Other ovarian cancer vaccine opportunities
Similar to OncBioMune, TapImmune also uses the latest vaccine technologies to develop immunotherapies for different types of cancer. Currently, the company is testing its T-cell vaccine, known as TPIV 200, in women with ovarian cancer. TPIV 200 is aimed to target the protein known as folate receptor alpha, which is a highly-elevated protein in ovarian cancer cells. The study is taking place at the Sarah Cannon Research Institute in Nashville and while it initially aimed to enroll the participation of 80 patients with platinum-sensitive advanced ovarian cancer, it is now recruiting 120 patients. This number of participants will allow researchers to analyze the vaccine’s overall impact in preventing cancer recurrence, as well as its potential in being an available form of maintenance therapy aimed for women with ovarian cancer. “Our investigators, as well as their ovarian cancer patients, are enthusiastic about this trial, which is intended to demonstrate enhanced progression-free survival for women prior to their first recurrence” said Dr. Richard Kenney, head of clinical development at TapImmune.

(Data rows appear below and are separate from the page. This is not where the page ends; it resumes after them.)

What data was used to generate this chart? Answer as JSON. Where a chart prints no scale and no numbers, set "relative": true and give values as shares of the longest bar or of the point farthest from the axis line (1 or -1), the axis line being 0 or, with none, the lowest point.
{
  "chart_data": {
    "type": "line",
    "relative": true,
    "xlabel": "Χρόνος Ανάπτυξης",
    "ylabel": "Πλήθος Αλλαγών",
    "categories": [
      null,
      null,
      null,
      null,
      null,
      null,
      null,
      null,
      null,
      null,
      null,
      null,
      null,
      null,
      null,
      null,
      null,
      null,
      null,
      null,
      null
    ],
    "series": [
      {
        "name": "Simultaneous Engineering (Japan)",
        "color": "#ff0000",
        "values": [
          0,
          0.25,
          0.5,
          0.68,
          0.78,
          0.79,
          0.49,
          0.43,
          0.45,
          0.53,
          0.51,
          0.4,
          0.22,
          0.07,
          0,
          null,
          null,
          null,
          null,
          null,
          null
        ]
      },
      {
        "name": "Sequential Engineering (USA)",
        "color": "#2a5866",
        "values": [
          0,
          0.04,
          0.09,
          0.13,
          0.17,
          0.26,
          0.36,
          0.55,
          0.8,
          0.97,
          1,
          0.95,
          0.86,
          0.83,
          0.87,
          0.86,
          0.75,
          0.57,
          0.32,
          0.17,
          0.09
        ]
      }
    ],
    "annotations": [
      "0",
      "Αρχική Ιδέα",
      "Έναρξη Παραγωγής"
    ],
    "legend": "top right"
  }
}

The vaccine TPIV 200 is in its phase 2 trial and patients will be randomly assigned either adjuvant TPIV 200 vaccine along with GM-CSF immune system activator or GM-CSF adjuvant alone. An adjuvant therapy is a type of therapy that is given following the initial treatment, which in this case is chemotherapy and aims to lower the risk of cancer recurrence. “Shifting our focus to earlier in the treatment cycle enables TapImmune to showcase the potential of our novel T cell vaccine in a much larger patient population. Furthermore, should TPIV 200 demonstrate a significant benefit for these women in prolonging the time to disease recurrence, the company will be well positioned within the current treatment paradigm for ovarian cancer, which now includes the PARP inhibitor niraparib for treating patients with recurrent disease” said Dr. Kenney. In the phase 1 trial conducted on patients with ovarian cancer and breast cancer, the vaccine showed long-term immune responses. The results of the phase 2 trial are expected to come out by December 2020.